The reseed was pretty nice, the piles were soft and workable for the most.  I suspect that your guess is correct, they were seeded yesterday with fresh snow.  They had no top coating at all, but they were getting ready to fire up the guns last night (you can hear it in Pat's video).  As long as they blow good snow and don't let it pile up then we'll be in good shape.  We should have good conditions tonight!


----------



## downhill04 (Jan 22, 2009)

For some reason I can not get the helmet cam footage to load onto either youtube or vimeo.:smash: I’m sure it is user error. 

You guys are not missing much with the small sample of footage I did shoot.


----------



## bvibert (Jan 22, 2009)

downhill04 said:


> For some reason I can not get the helmet cam footage to load onto either youtube or vimeo.:smash: I’m sure it is user error.
> 
> You guys are not missing much with the small sample of footage I did shoot.



Bummer, I was hoping to get some of that follow along footage.  Did any of it work out?


----------



## downhill04 (Jan 22, 2009)

bvibert said:


> Bummer, I was hoping to get some of that follow along footage.  Did any of it work out?

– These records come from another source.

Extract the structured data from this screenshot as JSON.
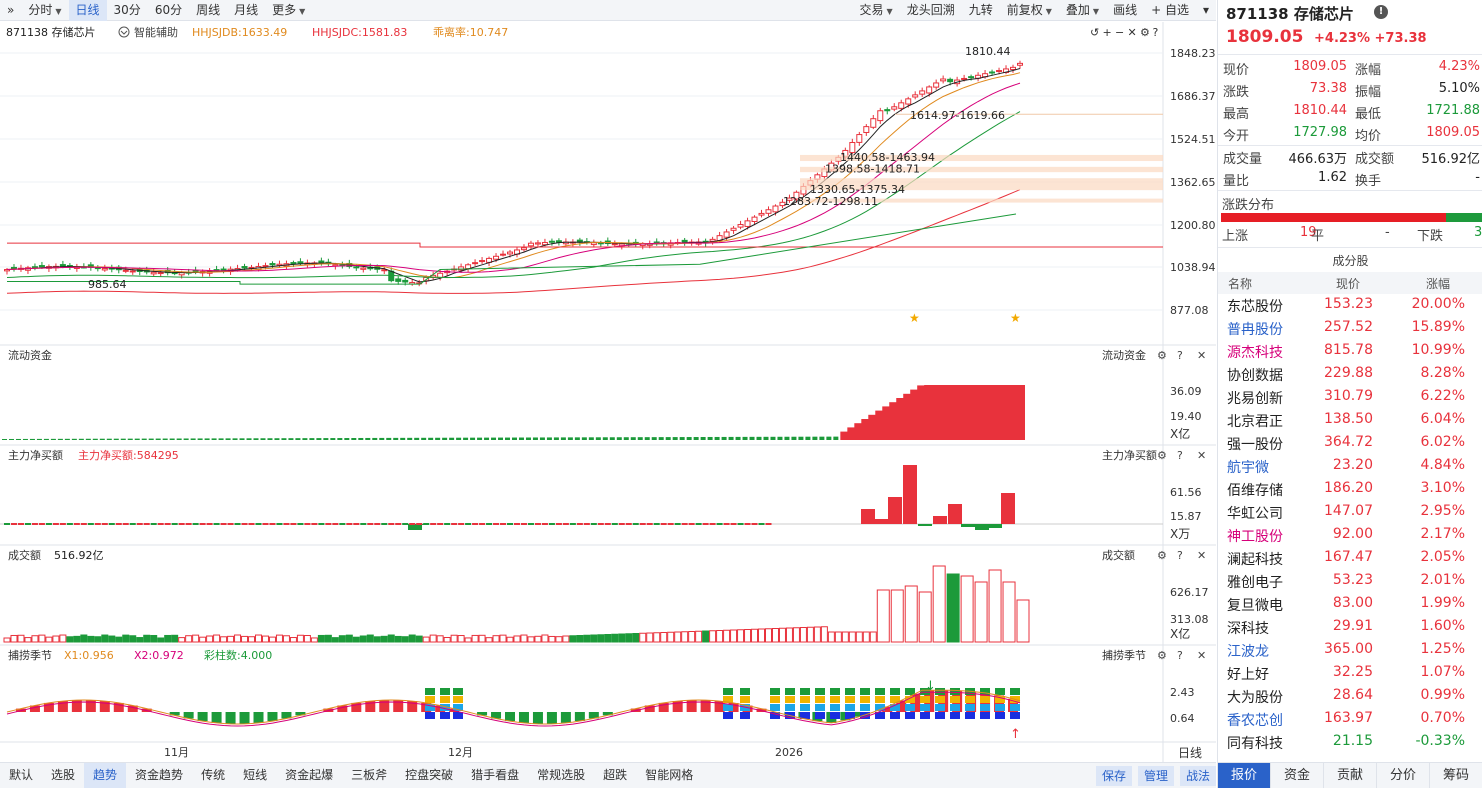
{
  "toolbar": {
    "expand": "»",
    "left": [
      {
        "label": "分时",
        "dropdown": true
      },
      {
        "label": "日线",
        "active": true
      },
      {
        "label": "30分"
      },
      {
        "label": "60分"
      },
      {
        "label": "周线"
      },
      {
        "label": "月线"
      },
      {
        "label": "更多",
        "dropdown": true
      }
    ],
    "right": [
      {
        "label": "交易",
        "dropdown": true
      },
      {
        "label": "龙头回溯"
      },
      {
        "label": "九转"
      },
      {
        "label": "前复权",
        "dropdown": true
      },
      {
        "label": "叠加",
        "dropdown": true
      },
      {
        "label": "画线"
      },
      {
        "label": "+ 自选"
      },
      {
        "label": "▾"
      }
    ]
  },
  "chart": {
    "stock_label": "871138 存储芯片",
    "assist": "智能辅助",
    "ind1": "HHJSJDB:1633.49",
    "ind2": "HHJSJDC:1581.83",
    "ind3": "乖离率:10.747",
    "price_axis": [
      "1848.23",
      "1686.37",
      "1524.51",
      "1362.65",
      "1200.80",
      "1038.94",
      "877.08"
    ],
    "annotations": {
      "high": "1810.44",
      "low": "985.64",
      "z1": "1614.97-1619.66",
      "z2": "1440.58-1463.94",
      "z3": "1398.58-1418.71",
      "z4": "1330.65-1375.34",
      "z5": "1283.72-1298.11"
    },
    "panels": {
      "liquid": {
        "title": "流动资金",
        "right_title": "流动资金",
        "axis": [
          "36.09",
          "19.40"
        ],
        "unit": "X亿"
      },
      "netbuy": {
        "title": "主力净买额",
        "value": "主力净买额:584295",
        "right_title": "主力净买额",
        "axis": [
          "61.56",
          "15.87"
        ],
        "unit": "X万"
      },
      "turnover": {
        "title": "成交额",
        "value": "516.92亿",
        "right_title": "成交额",
        "axis": [
          "626.17",
          "313.08"
        ],
        "unit": "X亿"
      },
      "season": {
        "title": "捕捞季节",
        "x1": "X1:0.956",
        "x2": "X2:0.972",
        "bars": "彩柱数:4.000",
        "right_title": "捕捞季节",
        "axis": [
          "2.43",
          "0.64"
        ]
      }
    },
    "date_labels": [
      "11月",
      "12月",
      "2026"
    ],
    "period_btn": "日线"
  },
  "bottombar": {
    "expand": "»",
    "tabs": [
      "默认",
      "选股",
      "趋势",
      "资金趋势",
      "传统",
      "短线",
      "资金起爆",
      "三板斧",
      "控盘突破",
      "猎手看盘",
      "常规选股",
      "超跌",
      "智能网格"
    ],
    "active": "趋势",
    "right": [
      "保存",
      "管理",
      "战法"
    ]
  },
  "quote": {
    "code_name": "871138 存储芯片",
    "price": "1809.05",
    "change_pct": "+4.23%",
    "change": "+73.38",
    "rows": [
      {
        "l1": "现价",
        "v1": "1809.05",
        "c1": "red",
        "l2": "涨幅",
        "v2": "4.23%",
        "c2": "red"
      },
      {
        "l1": "涨跌",
        "v1": "73.38",
        "c1": "red",
        "l2": "振幅",
        "v2": "5.10%",
        "c2": "blk"
      },
      {
        "l1": "最高",
        "v1": "1810.44",
        "c1": "red",
        "l2": "最低",
        "v2": "1721.88",
        "c2": "green"
      },
      {
        "l1": "今开",
        "v1": "1727.98",
        "c1": "green",
        "l2": "均价",
        "v2": "1809.05",
        "c2": "red"
      }
    ],
    "rows2": [
      {
        "l1": "成交量",
        "v1": "466.63万",
        "c1": "blk",
        "l2": "成交额",
        "v2": "516.92亿",
        "c2": "blk"
      },
      {
        "l1": "量比",
        "v1": "1.62",
        "c1": "blk",
        "l2": "换手",
        "v2": "-",
        "c2": "blk"
      }
    ],
    "dist": {
      "title": "涨跌分布",
      "up_label": "上涨",
      "up": "19",
      "flat_label": "平",
      "flat": "-",
      "down_label": "下跌",
      "down": "3",
      "up_frac": 0.86
    },
    "constituents": {
      "title": "成分股",
      "cols": [
        "名称",
        "现价",
        "涨幅"
      ],
      "items": [
        {
          "name": "东芯股份",
          "price": "153.23",
          "chg": "20.00%",
          "nc": "blk",
          "pc": "red"
        },
        {
          "name": "普冉股份",
          "price": "257.52",
          "chg": "15.89%",
          "nc": "blue",
          "pc": "red"
        },
        {
          "name": "源杰科技",
          "price": "815.78",
          "chg": "10.99%",
          "nc": "pink",
          "pc": "red"
        },
        {
          "name": "协创数据",
          "price": "229.88",
          "chg": "8.28%",
          "nc": "blk",
          "pc": "red"
        },
        {
          "name": "兆易创新",
          "price": "310.79",
          "chg": "6.22%",
          "nc": "blk",
          "pc": "red"
        },
        {
          "name": "北京君正",
          "price": "138.50",
          "chg": "6.04%",
          "nc": "blk",
          "pc": "red"
        },
        {
          "name": "强一股份",
          "price": "364.72",
          "chg": "6.02%",
          "nc": "blk",
          "pc": "red"
        },
        {
          "name": "航宇微",
          "price": "23.20",
          "chg": "4.84%",
          "nc": "blue",
          "pc": "red"
        },
        {
          "name": "佰维存储",
          "price": "186.20",
          "chg": "3.10%",
          "nc": "blk",
          "pc": "red"
        },
        {
          "name": "华虹公司",
          "price": "147.07",
          "chg": "2.95%",
          "nc": "blk",
          "pc": "red"
        },
        {
          "name": "神工股份",
          "price": "92.00",
          "chg": "2.17%",
          "nc": "pink",
          "pc": "red"
        },
        {
          "name": "澜起科技",
          "price": "167.47",
          "chg": "2.05%",
          "nc": "blk",
          "pc": "red"
        },
        {
          "name": "雅创电子",
          "price": "53.23",
          "chg": "2.01%",
          "nc": "blk",
          "pc": "red"
        },
        {
          "name": "复旦微电",
          "price": "83.00",
          "chg": "1.99%",
          "nc": "blk",
          "pc": "red"
        },
        {
          "name": "深科技",
          "price": "29.91",
          "chg": "1.60%",
          "nc": "blk",
          "pc": "red"
        },
        {
          "name": "江波龙",
          "price": "365.00",
          "chg": "1.25%",
          "nc": "blue",
          "pc": "red"
        },
        {
          "name": "好上好",
          "price": "32.25",
          "chg": "1.07%",
          "nc": "blk",
          "pc": "red"
        },
        {
          "name": "大为股份",
          "price": "28.64",
          "chg": "0.99%",
          "nc": "blk",
          "pc": "red"
        },
        {
          "name": "香农芯创",
          "price": "163.97",
          "chg": "0.70%",
          "nc": "blue",
          "pc": "red"
        },
        {
          "name": "同有科技",
          "price": "21.15",
          "chg": "-0.33%",
          "nc": "blk",
          "pc": "green"
        }
      ]
    },
    "tabs": [
      "报价",
      "资金",
      "贡献",
      "分价",
      "筹码"
    ],
    "active_tab": "报价"
  },
  "colors": {
    "up": "#e8323c",
    "down": "#1c9a3a",
    "accent": "#2a62c9"
  }
}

There is some footage that came out ok but nothing great. I think the follow along footage only captured from your knees down. I will try to upload some of the footage tonight after the kids go to bed. If I can’t get it to load properly I will send you an email with the footage of you. 

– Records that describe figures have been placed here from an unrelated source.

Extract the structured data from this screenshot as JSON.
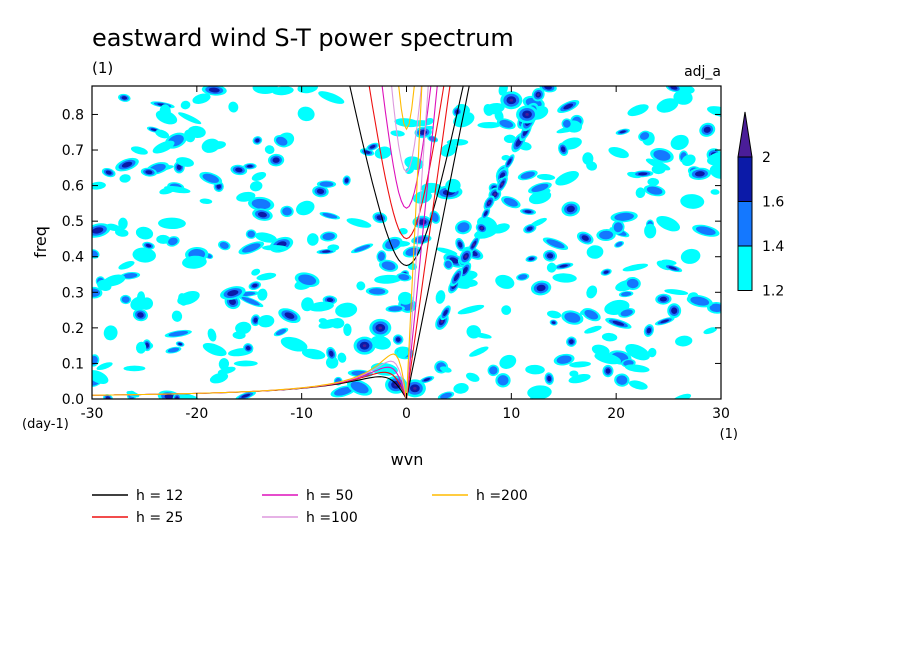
{
  "chart_data": {
    "type": "heatmap",
    "title": "eastward wind S-T power spectrum",
    "subtitle_left": "(1)",
    "subtitle_right": "adj_a",
    "xlabel": "wvn",
    "ylabel": "freq",
    "x_unit": "(1)",
    "y_unit": "(day-1)",
    "xlim": [
      -30,
      30
    ],
    "ylim": [
      0,
      0.88
    ],
    "x_ticks": [
      -30,
      -20,
      -10,
      0,
      10,
      20,
      30
    ],
    "x_tick_labels": [
      "-30",
      "-20",
      "-10",
      "0",
      "10",
      "20",
      "30"
    ],
    "y_ticks": [
      0.0,
      0.1,
      0.2,
      0.3,
      0.4,
      0.5,
      0.6,
      0.7,
      0.8
    ],
    "y_tick_labels": [
      "0.0",
      "0.1",
      "0.2",
      "0.3",
      "0.4",
      "0.5",
      "0.6",
      "0.7",
      "0.8"
    ],
    "contour_levels": [
      1.2,
      1.4,
      1.6,
      2
    ],
    "colorbar": {
      "labels": [
        "1.2",
        "1.4",
        "1.6",
        "2"
      ],
      "colors": [
        "#00ffff",
        "#1478ff",
        "#0b1aa8",
        "#4a1d98"
      ]
    },
    "dispersion_curves": [
      {
        "name": "h = 12",
        "h": 12,
        "color": "#000000"
      },
      {
        "name": "h = 25",
        "h": 25,
        "color": "#ee1111"
      },
      {
        "name": "h = 50",
        "h": 50,
        "color": "#dd11bb"
      },
      {
        "name": "h =100",
        "h": 100,
        "color": "#dd99dd"
      },
      {
        "name": "h =200",
        "h": 200,
        "color": "#ffbb00"
      }
    ],
    "legend_placement": "bottom-left",
    "grid": false
  }
}
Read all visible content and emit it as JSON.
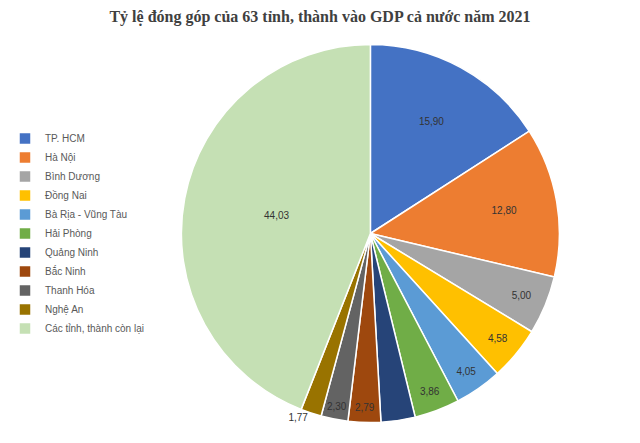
{
  "chart_data": {
    "type": "pie",
    "title": "Tỷ lệ đóng góp của 63 tỉnh, thành vào GDP cả nước năm 2021",
    "categories": [
      "TP. HCM",
      "Hà Nội",
      "Bình Dương",
      "Đồng Nai",
      "Bà Rịa - Vũng Tàu",
      "Hải Phòng",
      "Quảng Ninh",
      "Bắc Ninh",
      "Thanh Hóa",
      "Nghệ An",
      "Các tỉnh, thành còn lại"
    ],
    "values": [
      15.9,
      12.8,
      5.0,
      4.58,
      4.05,
      3.86,
      2.92,
      2.79,
      2.3,
      1.77,
      44.03
    ],
    "value_labels": [
      "15,90",
      "12,80",
      "5,00",
      "4,58",
      "4,05",
      "3,86",
      null,
      "2,79",
      "2,30",
      "1,77",
      "44,03"
    ],
    "colors": [
      "#4472c4",
      "#ed7d31",
      "#a5a5a5",
      "#ffc000",
      "#5b9bd5",
      "#70ad47",
      "#264478",
      "#9e480e",
      "#636363",
      "#997300",
      "#c5e0b4"
    ],
    "data_labels": true,
    "legend": "left"
  }
}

This was the first time I have used the helmet cam this season. It’s safe to say there needs to be some major modifications to the way it is mounted on my helmet to optimize the end result.


----------



## bvibert (Jan 22, 2009)

I hope you can get it figured out.

Did it move around a lot?


----------



## downhill04 (Jan 22, 2009)

bvibert said:


> I hope you can get it figured out.
> 
> Did it move around a lot?



Actually it was rather stable. It was just pointing down too much.


----------



## 2knees (Jan 22, 2009)

downhill04 said:


> Actually it was rather stable. It was just pointing down too much.



cause at the end of the day, all you really wanted was some nice action shots of brians ass.  :lol:


----------



## downhill04 (Jan 22, 2009)

Here is the only run that came out somewhat decent.Sorry Brian the fly by shots didn't come out.


----------



## bvibert (Jan 23, 2009)

That came out pretty good Jay.  I'd say point it up a little more next time


----------